The wooden steps throughout the property were refurbished, as were the door frames, which are a bit shorter than those used in most homes today. The kitchen is now thoroughly modern, but contains a brick bread oven and smoker that were there when Mr. Sedlacek acquired the building. He also commissioned made-to-order fittings in wood and metal to match the house’s historic feel.
Highlights of the property include a Romanesque wine cellar, indoor swimming pool, consecrated chapel and Baroque ballroom. The grounds feature a tennis court, an enclosed squash court and a 500-square-meter cottage with a kitchen.
The Sedlacek family lived in the house full time for about five years. But they eventually moved out when the family had grown to include four children, and they had opened the property for weddings and events.
Mr. Sedlacek put the fortress on the market in November 2011 for $10 million. (Top-end properties in the Czech Republic often are listed in U.S. dollars.)
That may seem like a long time without a sale, but Linda Martynkova, an agent with Svoboda & Williams real estate in Prague, which is representing Mr. Sedlacek in the sale, said it is typical for such properties.

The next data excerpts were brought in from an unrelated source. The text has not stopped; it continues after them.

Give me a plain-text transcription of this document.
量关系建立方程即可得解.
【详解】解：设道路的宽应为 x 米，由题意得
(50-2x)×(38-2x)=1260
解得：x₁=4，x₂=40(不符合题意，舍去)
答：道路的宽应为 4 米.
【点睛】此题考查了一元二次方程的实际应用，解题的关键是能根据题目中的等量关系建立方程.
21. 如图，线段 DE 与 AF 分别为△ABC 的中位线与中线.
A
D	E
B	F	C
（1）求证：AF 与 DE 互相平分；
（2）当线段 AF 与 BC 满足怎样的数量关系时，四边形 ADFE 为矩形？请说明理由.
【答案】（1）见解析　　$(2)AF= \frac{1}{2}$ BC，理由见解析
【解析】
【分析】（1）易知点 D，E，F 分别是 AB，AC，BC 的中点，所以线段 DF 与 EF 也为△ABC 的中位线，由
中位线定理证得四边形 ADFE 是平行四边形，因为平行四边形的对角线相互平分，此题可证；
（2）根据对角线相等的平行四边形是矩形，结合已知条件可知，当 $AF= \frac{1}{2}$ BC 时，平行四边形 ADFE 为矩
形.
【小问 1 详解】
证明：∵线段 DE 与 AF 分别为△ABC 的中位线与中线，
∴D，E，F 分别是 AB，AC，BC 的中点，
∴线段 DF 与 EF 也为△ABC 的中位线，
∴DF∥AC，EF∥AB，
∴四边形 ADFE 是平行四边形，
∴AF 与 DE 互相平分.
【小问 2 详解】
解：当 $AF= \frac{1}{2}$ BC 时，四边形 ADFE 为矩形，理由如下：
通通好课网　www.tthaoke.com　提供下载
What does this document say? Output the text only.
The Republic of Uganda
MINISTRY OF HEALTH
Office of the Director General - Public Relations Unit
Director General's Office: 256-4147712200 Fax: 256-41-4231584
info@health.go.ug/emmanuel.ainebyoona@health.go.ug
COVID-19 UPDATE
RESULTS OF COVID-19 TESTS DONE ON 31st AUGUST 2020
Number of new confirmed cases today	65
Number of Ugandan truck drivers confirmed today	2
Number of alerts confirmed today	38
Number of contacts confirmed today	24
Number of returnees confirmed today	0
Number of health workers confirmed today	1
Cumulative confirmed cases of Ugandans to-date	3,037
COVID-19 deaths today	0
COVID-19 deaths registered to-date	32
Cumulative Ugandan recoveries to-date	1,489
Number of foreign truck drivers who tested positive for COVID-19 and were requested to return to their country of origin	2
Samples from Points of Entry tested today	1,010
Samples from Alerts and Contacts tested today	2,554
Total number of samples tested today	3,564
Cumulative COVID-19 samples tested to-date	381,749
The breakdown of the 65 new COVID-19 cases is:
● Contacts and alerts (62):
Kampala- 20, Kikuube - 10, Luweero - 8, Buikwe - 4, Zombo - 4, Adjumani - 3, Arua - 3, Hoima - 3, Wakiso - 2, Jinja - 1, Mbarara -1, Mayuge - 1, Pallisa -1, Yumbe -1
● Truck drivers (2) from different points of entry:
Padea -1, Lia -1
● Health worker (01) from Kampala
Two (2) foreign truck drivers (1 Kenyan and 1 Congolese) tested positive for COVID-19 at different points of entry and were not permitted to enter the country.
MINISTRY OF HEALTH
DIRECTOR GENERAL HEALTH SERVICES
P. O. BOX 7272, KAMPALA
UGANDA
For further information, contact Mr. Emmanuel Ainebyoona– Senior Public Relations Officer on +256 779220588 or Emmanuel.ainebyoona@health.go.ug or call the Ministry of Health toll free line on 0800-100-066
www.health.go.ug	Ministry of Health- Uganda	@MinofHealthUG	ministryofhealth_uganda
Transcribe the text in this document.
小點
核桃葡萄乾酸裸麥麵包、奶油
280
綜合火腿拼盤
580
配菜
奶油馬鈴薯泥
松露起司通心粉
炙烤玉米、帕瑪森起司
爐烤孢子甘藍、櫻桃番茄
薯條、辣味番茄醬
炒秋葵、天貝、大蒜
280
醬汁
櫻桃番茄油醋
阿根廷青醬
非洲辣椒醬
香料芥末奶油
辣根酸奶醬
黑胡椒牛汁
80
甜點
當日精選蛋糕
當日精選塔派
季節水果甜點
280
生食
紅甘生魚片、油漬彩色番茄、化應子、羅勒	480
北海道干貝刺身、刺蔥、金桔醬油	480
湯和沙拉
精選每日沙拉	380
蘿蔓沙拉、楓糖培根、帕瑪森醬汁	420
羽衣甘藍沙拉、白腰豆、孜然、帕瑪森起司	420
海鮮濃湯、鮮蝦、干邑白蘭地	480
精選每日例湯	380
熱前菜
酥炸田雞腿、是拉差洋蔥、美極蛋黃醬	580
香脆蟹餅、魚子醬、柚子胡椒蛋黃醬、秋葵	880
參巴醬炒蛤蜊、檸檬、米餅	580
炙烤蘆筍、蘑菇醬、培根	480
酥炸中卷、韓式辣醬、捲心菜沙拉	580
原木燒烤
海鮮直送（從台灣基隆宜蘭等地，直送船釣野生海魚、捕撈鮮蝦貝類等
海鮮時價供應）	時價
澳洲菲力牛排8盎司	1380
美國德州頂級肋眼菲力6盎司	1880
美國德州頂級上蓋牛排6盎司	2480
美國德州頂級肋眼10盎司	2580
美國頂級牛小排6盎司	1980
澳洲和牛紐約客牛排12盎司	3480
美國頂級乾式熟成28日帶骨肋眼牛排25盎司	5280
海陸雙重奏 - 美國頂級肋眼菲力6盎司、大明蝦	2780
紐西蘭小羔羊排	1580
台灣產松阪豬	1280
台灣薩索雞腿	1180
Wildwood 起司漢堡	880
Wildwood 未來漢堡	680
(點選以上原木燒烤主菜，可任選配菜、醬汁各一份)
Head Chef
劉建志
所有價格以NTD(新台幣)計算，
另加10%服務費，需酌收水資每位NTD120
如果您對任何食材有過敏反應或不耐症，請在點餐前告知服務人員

“Bearing in mind it is a meticulously reconstructed fortress with a history spanning over more than seven centuries, and reflecting on the price as well, the number of potential buyers is naturally limited,” she said. “To find an ideal investor takes time.”
The price includes the period furnishings, which were handpicked for each room.
Today, the building could be used as a private home or a variety of commercial uses. There are self-contained apartments that could be rented out, or the building could be a restaurant.
Mr. Sedlacek said he is selling because he wants to focus on a new project, but he adds that the fortress was a pleasurable undertaking.
“There’s a different type of energy that comes from old buildings and material,” he said. “I tried at all costs to use original methods and materials, even going so far as to purchase other old homes for their wood and bricks. In doing such a reconstruction, you have to know what and how it was done in the past, which is demanding.”
Mr. Pracka agreed. “This should be a hobby, to look for added value and to improve the structure to broaden the history of the house,” he advised. “And buy something close to your heart.”